Shockingly, in most experiments, human volunteers quickly recognized AI's mindset by intuition. In the above picture, for example, 81% of human volunteers have accurately discovered the mistakes that machines can make. Of the 1700 volunteers in 48 experiments, people chose the same answer as a machine 75% of the time, while only 2% never chose the same answer as a machine.

This amazing experimental result tells us that even if we put aside the basic human cognitive logic and apply the first reaction of the subconscious, we can get the same results as the machine. It seems that the depth of refining human experience in the neural network black box may be much deeper than we can imagine.

Antagonistic images: when humans begin to understand machines

The significance of this experiment, of course, is not to tell you that we are all robots, but to teach us how to deal with the mistakes that machine vision may make.

Under the inherent disadvantages of the cognitive model of machine vision, there are likely to be many loopholes for exploitation. For example, when autopilot recognizes a traffic sign on a highway, a small sticker may give the visual system the illusion that the traffic sign can be identified as a sudden pedestrian.

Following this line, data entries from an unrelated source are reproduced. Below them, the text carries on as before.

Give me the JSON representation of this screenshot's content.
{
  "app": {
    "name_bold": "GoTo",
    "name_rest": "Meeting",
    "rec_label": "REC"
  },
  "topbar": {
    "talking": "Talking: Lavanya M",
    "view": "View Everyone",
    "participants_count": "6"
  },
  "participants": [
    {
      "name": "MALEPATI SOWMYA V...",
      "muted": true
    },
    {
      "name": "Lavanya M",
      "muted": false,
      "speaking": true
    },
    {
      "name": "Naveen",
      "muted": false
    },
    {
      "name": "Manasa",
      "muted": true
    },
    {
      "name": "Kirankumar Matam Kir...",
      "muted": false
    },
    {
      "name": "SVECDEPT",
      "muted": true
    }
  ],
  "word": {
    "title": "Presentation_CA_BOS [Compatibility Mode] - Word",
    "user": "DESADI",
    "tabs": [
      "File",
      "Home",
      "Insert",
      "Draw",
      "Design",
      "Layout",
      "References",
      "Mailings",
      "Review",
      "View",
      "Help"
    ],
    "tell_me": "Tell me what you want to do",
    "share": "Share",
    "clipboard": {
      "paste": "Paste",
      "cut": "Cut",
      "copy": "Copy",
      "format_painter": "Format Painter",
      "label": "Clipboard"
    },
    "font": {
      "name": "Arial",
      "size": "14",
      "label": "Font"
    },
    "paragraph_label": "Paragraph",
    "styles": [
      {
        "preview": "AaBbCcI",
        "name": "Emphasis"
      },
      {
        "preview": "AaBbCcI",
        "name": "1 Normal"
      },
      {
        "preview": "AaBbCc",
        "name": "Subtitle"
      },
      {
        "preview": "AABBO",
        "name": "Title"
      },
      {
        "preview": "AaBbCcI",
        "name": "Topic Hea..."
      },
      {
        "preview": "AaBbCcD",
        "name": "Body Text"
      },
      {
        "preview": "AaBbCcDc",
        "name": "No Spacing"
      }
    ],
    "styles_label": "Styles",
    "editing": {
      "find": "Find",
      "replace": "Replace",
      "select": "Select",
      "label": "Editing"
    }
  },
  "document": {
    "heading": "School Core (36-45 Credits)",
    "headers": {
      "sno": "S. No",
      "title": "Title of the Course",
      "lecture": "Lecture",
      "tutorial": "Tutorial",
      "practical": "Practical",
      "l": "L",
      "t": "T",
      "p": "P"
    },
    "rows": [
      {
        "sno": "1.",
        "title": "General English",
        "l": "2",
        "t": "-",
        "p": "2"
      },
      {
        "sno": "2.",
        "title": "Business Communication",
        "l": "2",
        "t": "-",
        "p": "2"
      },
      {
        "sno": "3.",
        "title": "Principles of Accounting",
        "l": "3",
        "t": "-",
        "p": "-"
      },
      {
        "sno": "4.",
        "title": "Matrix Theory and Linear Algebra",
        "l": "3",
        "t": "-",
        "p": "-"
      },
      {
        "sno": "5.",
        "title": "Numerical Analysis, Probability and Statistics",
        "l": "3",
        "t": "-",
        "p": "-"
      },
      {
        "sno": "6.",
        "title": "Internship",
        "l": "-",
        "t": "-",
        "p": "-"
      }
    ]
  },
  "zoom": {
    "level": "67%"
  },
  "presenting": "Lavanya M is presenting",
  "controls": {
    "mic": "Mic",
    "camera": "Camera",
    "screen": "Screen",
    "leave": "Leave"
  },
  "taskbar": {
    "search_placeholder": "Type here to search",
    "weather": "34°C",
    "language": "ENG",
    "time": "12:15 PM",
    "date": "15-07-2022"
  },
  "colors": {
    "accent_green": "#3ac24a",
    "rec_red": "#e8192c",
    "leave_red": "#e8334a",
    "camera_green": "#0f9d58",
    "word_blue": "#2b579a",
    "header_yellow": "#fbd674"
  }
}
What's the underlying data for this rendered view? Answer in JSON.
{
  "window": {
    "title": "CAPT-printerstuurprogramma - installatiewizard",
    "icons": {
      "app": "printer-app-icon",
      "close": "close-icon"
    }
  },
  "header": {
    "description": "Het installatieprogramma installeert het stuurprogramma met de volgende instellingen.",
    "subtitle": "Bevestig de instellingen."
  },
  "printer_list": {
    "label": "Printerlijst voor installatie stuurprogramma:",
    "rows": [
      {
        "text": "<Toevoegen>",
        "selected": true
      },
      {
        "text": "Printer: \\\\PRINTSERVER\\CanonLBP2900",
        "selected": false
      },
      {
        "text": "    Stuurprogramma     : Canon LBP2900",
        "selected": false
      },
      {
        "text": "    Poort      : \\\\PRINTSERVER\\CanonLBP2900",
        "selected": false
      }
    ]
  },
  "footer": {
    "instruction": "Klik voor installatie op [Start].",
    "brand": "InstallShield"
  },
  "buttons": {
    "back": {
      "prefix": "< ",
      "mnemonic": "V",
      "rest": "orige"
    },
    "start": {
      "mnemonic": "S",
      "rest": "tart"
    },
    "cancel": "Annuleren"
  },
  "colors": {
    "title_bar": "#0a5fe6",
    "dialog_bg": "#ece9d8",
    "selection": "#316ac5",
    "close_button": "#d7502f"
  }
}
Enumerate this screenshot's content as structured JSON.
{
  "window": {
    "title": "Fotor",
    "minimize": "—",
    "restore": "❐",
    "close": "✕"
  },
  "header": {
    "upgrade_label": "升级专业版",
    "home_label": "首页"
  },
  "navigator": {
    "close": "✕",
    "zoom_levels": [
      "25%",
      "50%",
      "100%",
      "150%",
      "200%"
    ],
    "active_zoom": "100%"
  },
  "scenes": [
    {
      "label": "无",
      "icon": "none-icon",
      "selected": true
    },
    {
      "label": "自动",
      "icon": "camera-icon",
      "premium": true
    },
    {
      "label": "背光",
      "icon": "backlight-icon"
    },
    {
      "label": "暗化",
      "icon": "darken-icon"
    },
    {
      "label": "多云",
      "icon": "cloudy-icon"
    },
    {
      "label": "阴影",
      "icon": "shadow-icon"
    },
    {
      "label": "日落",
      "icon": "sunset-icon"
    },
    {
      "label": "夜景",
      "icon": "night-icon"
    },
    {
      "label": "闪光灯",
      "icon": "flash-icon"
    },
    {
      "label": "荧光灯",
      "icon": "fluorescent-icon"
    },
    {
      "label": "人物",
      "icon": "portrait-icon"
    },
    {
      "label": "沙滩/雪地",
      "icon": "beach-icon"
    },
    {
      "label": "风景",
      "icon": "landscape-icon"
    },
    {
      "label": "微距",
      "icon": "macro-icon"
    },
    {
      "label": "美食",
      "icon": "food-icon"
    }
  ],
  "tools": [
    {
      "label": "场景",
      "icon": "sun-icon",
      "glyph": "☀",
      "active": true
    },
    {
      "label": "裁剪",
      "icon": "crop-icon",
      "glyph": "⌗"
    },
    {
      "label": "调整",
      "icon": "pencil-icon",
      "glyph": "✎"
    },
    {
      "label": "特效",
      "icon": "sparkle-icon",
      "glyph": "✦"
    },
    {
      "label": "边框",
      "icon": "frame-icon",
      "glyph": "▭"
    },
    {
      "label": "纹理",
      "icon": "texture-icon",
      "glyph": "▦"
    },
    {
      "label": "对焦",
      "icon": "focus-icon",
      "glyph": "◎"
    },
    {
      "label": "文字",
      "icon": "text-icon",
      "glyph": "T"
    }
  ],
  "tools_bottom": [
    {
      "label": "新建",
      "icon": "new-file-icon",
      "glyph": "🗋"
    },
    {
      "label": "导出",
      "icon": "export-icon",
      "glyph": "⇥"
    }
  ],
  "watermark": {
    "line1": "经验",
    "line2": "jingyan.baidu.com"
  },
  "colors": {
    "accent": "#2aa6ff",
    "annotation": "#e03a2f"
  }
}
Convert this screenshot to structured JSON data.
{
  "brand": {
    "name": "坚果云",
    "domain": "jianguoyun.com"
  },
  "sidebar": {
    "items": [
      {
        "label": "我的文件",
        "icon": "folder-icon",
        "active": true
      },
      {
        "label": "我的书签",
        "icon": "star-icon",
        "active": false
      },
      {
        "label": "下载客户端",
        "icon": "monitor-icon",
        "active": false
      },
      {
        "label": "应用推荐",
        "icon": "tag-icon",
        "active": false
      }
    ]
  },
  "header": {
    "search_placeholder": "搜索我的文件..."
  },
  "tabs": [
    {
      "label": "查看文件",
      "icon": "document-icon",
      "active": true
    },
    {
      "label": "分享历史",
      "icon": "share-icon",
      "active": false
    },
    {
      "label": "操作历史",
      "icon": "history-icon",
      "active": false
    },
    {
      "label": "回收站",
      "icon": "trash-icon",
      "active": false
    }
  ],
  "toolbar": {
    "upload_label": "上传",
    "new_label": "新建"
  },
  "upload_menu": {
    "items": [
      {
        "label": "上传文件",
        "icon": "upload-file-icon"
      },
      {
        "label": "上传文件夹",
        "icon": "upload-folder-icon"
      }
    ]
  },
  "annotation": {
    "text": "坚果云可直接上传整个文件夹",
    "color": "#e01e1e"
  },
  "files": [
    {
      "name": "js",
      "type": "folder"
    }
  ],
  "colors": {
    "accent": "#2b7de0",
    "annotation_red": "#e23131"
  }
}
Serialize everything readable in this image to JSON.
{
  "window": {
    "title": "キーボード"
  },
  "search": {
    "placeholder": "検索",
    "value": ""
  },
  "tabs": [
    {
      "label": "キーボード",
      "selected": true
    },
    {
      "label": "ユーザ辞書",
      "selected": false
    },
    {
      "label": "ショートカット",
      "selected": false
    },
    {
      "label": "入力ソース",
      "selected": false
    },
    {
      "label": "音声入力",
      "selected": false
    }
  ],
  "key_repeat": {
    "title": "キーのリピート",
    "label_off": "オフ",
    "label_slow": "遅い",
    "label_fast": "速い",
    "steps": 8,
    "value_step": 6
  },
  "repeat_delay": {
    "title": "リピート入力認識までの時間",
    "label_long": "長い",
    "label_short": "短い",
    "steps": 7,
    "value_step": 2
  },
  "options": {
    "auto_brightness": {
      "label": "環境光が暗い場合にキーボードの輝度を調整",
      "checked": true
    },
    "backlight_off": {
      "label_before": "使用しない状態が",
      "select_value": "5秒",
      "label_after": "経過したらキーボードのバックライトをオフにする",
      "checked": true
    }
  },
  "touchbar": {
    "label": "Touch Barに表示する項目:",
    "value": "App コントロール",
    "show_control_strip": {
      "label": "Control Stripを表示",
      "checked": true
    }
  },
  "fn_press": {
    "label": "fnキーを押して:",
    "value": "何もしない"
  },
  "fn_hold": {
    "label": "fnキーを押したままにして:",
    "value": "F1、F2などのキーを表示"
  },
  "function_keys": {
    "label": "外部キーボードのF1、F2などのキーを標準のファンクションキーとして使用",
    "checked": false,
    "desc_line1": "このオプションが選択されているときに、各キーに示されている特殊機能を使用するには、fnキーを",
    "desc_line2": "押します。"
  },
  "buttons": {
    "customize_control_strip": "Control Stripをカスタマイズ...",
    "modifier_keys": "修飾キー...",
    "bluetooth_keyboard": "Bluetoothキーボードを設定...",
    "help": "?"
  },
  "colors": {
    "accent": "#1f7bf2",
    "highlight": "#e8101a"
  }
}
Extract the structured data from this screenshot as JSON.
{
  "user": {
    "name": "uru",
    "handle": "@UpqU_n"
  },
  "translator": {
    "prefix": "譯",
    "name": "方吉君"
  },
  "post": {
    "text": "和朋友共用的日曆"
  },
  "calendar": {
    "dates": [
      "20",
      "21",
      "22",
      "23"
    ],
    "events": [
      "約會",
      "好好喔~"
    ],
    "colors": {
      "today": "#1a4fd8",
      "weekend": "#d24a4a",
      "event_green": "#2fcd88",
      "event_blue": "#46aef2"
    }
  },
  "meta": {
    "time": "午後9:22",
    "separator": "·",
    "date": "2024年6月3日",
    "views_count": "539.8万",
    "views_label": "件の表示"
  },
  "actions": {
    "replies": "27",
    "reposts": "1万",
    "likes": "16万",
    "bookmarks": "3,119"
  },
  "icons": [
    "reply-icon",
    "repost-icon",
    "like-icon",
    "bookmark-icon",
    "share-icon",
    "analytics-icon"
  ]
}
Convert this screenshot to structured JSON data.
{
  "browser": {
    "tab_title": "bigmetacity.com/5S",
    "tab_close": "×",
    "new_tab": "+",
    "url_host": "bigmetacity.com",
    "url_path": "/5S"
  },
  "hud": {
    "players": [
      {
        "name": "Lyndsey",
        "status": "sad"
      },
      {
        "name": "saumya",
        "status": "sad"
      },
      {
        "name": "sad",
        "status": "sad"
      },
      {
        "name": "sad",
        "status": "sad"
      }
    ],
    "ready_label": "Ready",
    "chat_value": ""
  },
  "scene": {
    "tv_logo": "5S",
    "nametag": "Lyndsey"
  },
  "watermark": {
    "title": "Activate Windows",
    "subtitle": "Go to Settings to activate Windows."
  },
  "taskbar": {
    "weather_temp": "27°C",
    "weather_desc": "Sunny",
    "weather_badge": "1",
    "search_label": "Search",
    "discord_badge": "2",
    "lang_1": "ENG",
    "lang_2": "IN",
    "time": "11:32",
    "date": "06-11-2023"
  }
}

In order to solve this possible situation, it may be a good idea to understand machine thinking and reverse disassemble it.

From the experiment, we can see that even if there are illogical patterns and textures, human beings can recognize and process these pictures at a higher level through the ability of association. In the experiment, humans and machines entered the same situation and made multiple-choice questions in the face of several classification options. And this kind of classification choice may be the key to getting the machine into error.

Another point is that humans can clearly identify adversarial images. For example, deliberately mottled to make it difficult to recognize digital patterns, as well as very distinctive gaudy stickers. Then it shows that these antagonistic patterns also have their own "antagonistic characteristics".

Although in the face of this situation, the best way is to abandon the convolution neural network and apply cognitive computing to truly allow artificial intelligence to be identified on a more complete worldview. But before we make a breakthrough in cognitive computing, we may be able to find some alternative solutions.

For example, in some key situations such as security and self-driving, we can specially generate confrontational samples for human labeling, and add an "antagonistic sample" to the conventional classification of cars and pedestrians. so that the convolution neural network can identify these disruptive patterns.

For the situation in which machine cognition can be changed by moving a few pixels, it is likely to occur errors caused by compression on the way of data circulation, we can look for compression laws that change the results of machine cognition, and reverse the occurrence of errors from the source.

On April Fool's Day, the news that "humans and machines have very similar modes of thinking" sounds like a joke. But perhaps the "human consciousness" that we are proud of is not that complex at all and will eventually meet machine thinking in an unexpected way.

But before we meet, we should still use the similarity between human thinking and robot thinking to solve real-life problems.